C'est un document exceptionnel que je vous propose dans ce billet...

Pourquoi ?
- Parce que c'est une photo de famille. Ce n'est pas une carte postale qu'on pourrait trouver dans des bourses de collectionneurs, des salons, ou sur des sites marchands comme Delcampe. Ce cliché est unique car c'est une photo qui dormait dans un album... Son actuel propriétaire a eu la gentillesse de me la communiquer et de la faire partager aux internautes... en espérant qu'un lecteur ces jours prochains, dans un mois, dans 2 ans ou plus, puisse lui apporter quelques précisions, des nouvelles, etc... Nous pouvons donc remercier Claude Devolder, le propriétaire de cette image. Claude est un descendant de la famille Larivière qui tenait le cinéma de Montigny-en-Gohelle. Une autre branche Larivière tenait le cinéma Caméo de Hénin-Beaumont.
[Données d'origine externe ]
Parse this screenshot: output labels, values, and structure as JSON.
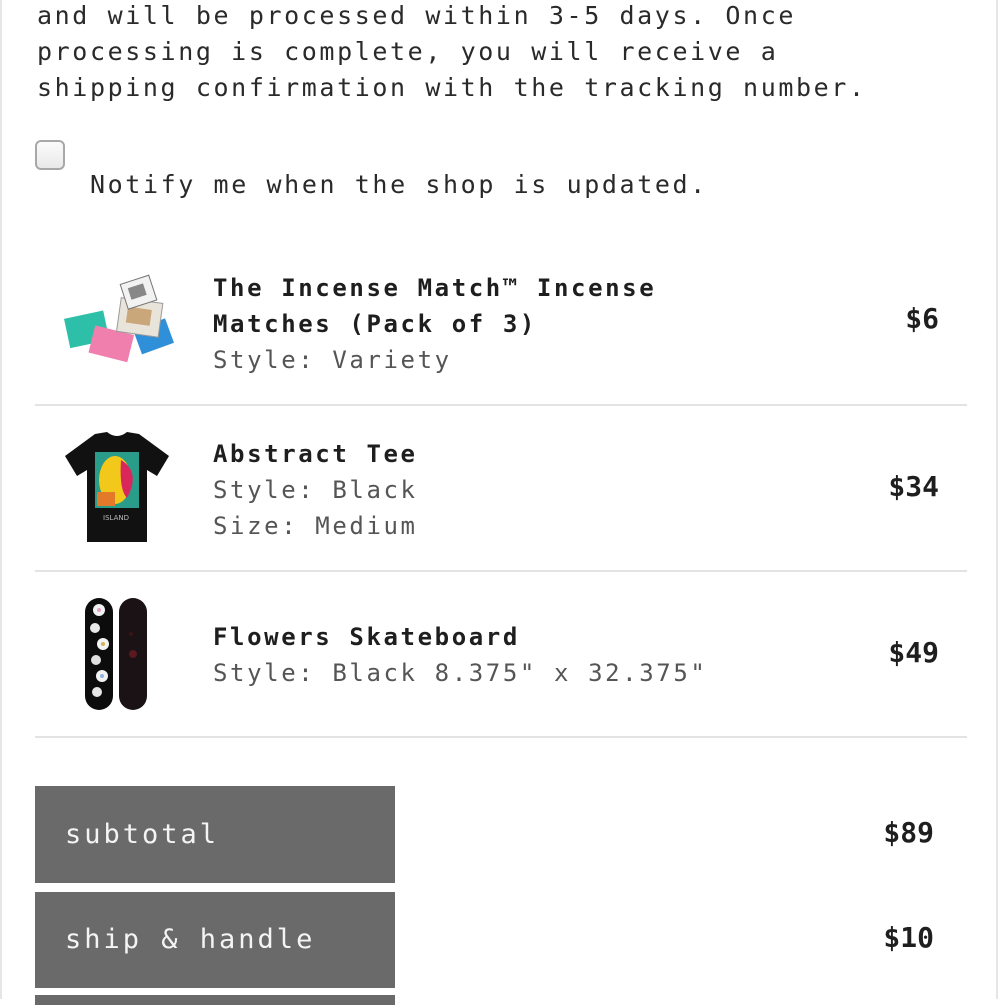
{
  "intro_text": "and will be processed within 3-5 days. Once\nprocessing is complete, you will receive a\nshipping confirmation with the tracking number.",
  "notify": {
    "label": "Notify me when the shop is updated.",
    "checked": false
  },
  "items": [
    {
      "name_line1": "The Incense Match™ Incense",
      "name_line2": "Matches (Pack of 3)",
      "style": "Style: Variety",
      "price": "$6",
      "thumb_icon": "incense-matches-thumbnail"
    },
    {
      "name": "Abstract Tee",
      "style": "Style: Black",
      "size": "Size: Medium",
      "price": "$34",
      "thumb_icon": "black-tshirt-thumbnail"
    },
    {
      "name": "Flowers Skateboard",
      "style": "Style: Black 8.375\" x 32.375\"",
      "price": "$49",
      "thumb_icon": "skateboard-thumbnail"
    }
  ],
  "summary": {
    "subtotal_label": "subtotal",
    "subtotal_value": "$89",
    "shipping_label": "ship & handle",
    "shipping_value": "$10"
  }
}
Ses grands-parents sont Ernest et Octavie Larivière et le frère d'Ernest, Germain, tient l'établissement héninois. 
- Parce que ce cinéma est tenue par une famille dont toutes les archives ont disparu....  Ne reste que ce témoignage, cette photo et des souvenirs Laissons Claude Devolder nous raconter : "L’histoire du cinéma de mes grands-parents est  triste. Les bâtiments et terrains ont été vendus après leurs décès et toutes les traces de l’histoire de mes grands parents ont disparu (certainement pas pour tout le monde !) Les appareils de projection (dont un très ancien, de 1936 disait-on), les écrans, le piano les sièges, les meubles, les billards, le matériel de réparation des films, les affiches et photos d’expos de vitrines, le matériel du bistrot  etc. etc... Tout a disparu… Ma mère, femme très timide et introvertie, n’a rien récupéré !  Elle était la fille aînée et est décédée en 2002. Elle était coiffeuse et pianiste.A une certaine époque, elle accompagnait au piano certains films muets ! Evidemment, je fréquentais assidûment le cinéma de mon grand-père malgré mon jeune âge, Il y avait une attraction durant l’entracte.  Mes parents ont tenu le café de la mairie durant quelque temps.  Ils y avaient installé un salon de coiffure. Si mes souvenirs sont exacts le maréchal ferrant qui se situait non loin du cinéma était également de notre famille, je m’y attardais souvent afin de le voir ferrer les chevaux de trait et je manquais ainsi la rentrée des classes. En 1982, nous avons quitté la région. Ceci expliquant cela, concernant la difficulté de mes recherches avant de prendre ma retraite. " Claude Devolder et ses trois sœurs, plus jeunes, sont ainsi à la recherche de traces du cinéma de sa famille, des souvenirs, des photos, des anecdotes, la plus infime soit-elle... 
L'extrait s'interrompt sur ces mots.